Making my pasture more attractive to geese

I’m out of luck for hunting geese on my own place, but I’m working on a strategy to pull a few in next season.

I looked out in the pasture a couple of weeks ago, in the middle of a pretty nasty snowstorm, and I watched about 250 Canada geese hover a foot over the ground right out in my pasture for a few minutes, before they slowly moved on. They barely gained any altitude as they went – just enough to get over the fences, and then they disappeared into the snow.

As they were going, more geese came in right behind them. This group did the same thing – they hovered over my pasture a bit, then they moved on. Three more flocks followed after them, but all the geese eventually left without touching down.

It got me to thinking I wouldn’t have to go far to hunt geese. I could probably throw out a few dozen dekes right in my back yard and wait for some smaller groups to peel off and come see what was so interesting down on the Bobwire-S ranch. We get some incredible flocks of geese coming through our area this time of year, but they generally pass over us at high altitude on the way to the neighbors’ big crop strips. Those geese that got caught in that snowstorm were just momentarily discombobulated.

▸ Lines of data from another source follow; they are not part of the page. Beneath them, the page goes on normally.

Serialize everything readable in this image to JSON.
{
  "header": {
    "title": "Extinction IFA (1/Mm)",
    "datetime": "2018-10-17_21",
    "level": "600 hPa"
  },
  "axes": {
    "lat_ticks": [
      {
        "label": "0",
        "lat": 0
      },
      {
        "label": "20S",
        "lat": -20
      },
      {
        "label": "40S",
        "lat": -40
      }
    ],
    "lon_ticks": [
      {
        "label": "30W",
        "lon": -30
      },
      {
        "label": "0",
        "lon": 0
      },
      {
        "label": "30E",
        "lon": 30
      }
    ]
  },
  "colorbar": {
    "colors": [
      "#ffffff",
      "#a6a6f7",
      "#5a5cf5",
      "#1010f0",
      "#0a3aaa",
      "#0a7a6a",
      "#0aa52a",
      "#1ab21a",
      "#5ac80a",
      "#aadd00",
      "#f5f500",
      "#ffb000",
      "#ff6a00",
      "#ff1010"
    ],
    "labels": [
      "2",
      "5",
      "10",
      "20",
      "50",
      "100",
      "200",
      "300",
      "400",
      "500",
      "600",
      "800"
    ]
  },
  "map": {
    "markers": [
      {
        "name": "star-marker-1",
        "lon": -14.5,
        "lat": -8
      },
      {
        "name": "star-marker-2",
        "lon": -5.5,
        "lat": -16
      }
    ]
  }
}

It’s unlikely I could lure those big flocks in. Generally, large flocks only decoy to enormous spreads, unless you’re set up in the spot they were intending to go. But I’ve had luck pulling smaller batches in from the edges of those big flocks in the past.

Unfortunately, I’m going to have to wait until next year to test my theory. I missed the closing date for Zone C2 of the Central Flyway this year. But it gives me time to get a couple dozen Bigfoot decoys ordered, so I should be ready for those geese next season.